Additionally, private keys, long recognized as the heart of blockchain custody risk, receive pointed attention. The SEC underscores that broker-dealers must protect these keys with systems strong enough to shut out everyone, including customers and third parties. Control of the asset, under this framework, depends entirely on control of the keys.
The SEC also adds a layer that traditional custody rarely needed to consider: disruption planning. If a blockchain stalls, forks, or becomes inaccessible during a critical window, broker-dealers must still be able to secure and ultimately deliver customer assets. The agency expects detailed procedures for those scenarios, along with guidance for periods of operational distress, including bankruptcy situations.
Building on the Regulatory Reset of 2025
The statement did not emerge in isolation. The SEC and FINRA once held a firmer, more cautious stance on digital-asset custody, laid out in a 2019 joint bulletin that effectively froze broker-dealer involvement.
However, that earlier guidance was pulled back in 2025, opening the door for the agency’s more modern interpretation of how long-standing securities rules fit with distributed-ledger systems. Shortly after the withdrawal, the SEC issued a wide-ranging FAQ package addressing crypto asset activities.
Those materials made an important distinction: the Customer Protection Rule, for instance, applies only to crypto assets that qualify as securities, trimming away much of the ambiguity that had slowed industry momentum. The new statement extends that trajectory, shifting from definitional clarity to operational detail.

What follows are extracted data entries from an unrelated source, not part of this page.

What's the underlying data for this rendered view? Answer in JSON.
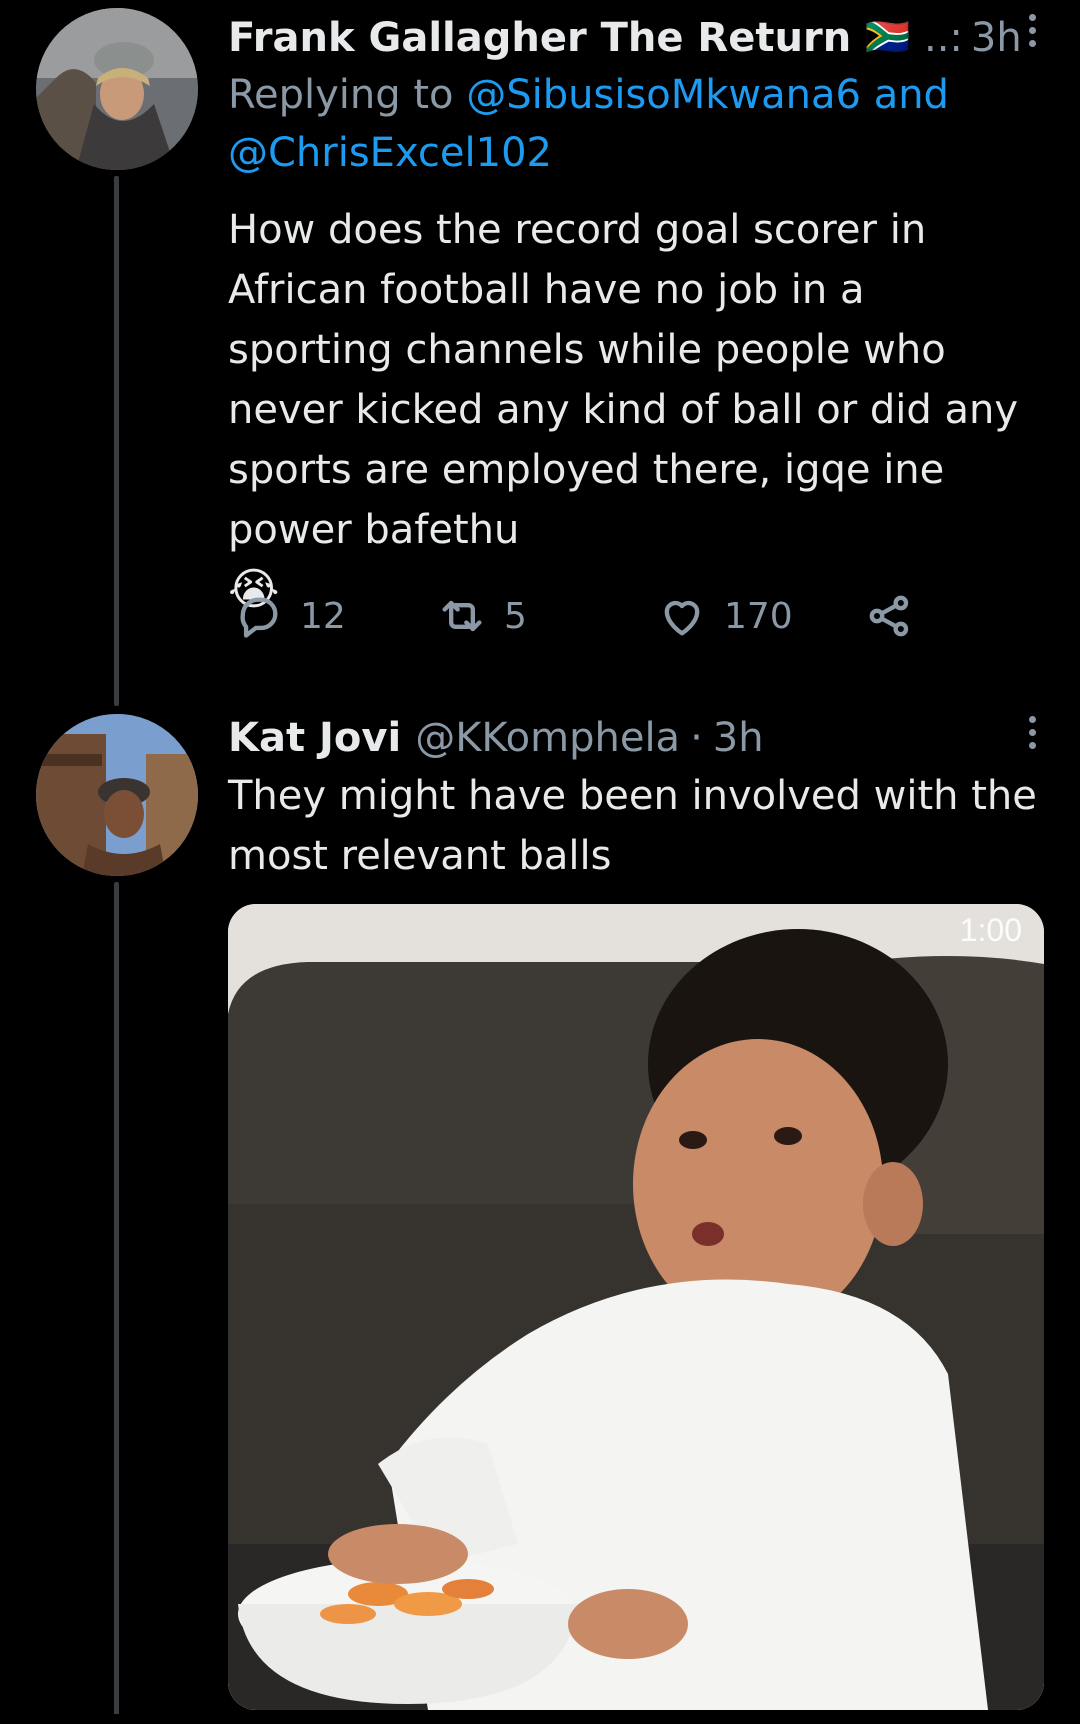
{
  "tweets": [
    {
      "display_name": "Frank Gallagher The Return",
      "flag": "🇿🇦",
      "handle_truncated": "..:",
      "time": "3h",
      "replying_label": "Replying to",
      "mention_1": "@SibusisoMkwana6",
      "and_label": "and",
      "mention_2": "@ChrisExcel102",
      "text": "How does the record goal scorer in African football have no job in a sporting channels while people who never kicked any kind of ball or did any sports are employed there, igqe ine power bafethu",
      "emoji": "😭",
      "reply_count": "12",
      "retweet_count": "5",
      "like_count": "170"
    },
    {
      "display_name": "Kat Jovi",
      "handle": "@KKomphela",
      "separator": "·",
      "time": "3h",
      "text": "They might have been involved with the most relevant balls",
      "video_duration": "1:00"
    }
  ],
  "colors": {
    "background": "#000000",
    "text": "#e7e9ea",
    "secondary": "#8b98a5",
    "link": "#1d9bf0"
  }
}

Implications for Broker-Dealers and Institutional Adoption
The industry has been waiting for a clearer path. Tokenization pilots have multiplied, yet many stalled when firms reached the custody question. With the SEC now outlining what possession looks like in practice, broker-dealers have a more workable framework for designing their systems.
Traditional firms and digital-asset specialists alike are expected to study the document closely in the coming weeks as they refine network assessments, custody controls, and key-management processes. The SEC’s direction does not reinvent the existing rulebook; instead, it bends decades-old investor-protection principles toward a technology that no longer resembles the markets the rules were built for.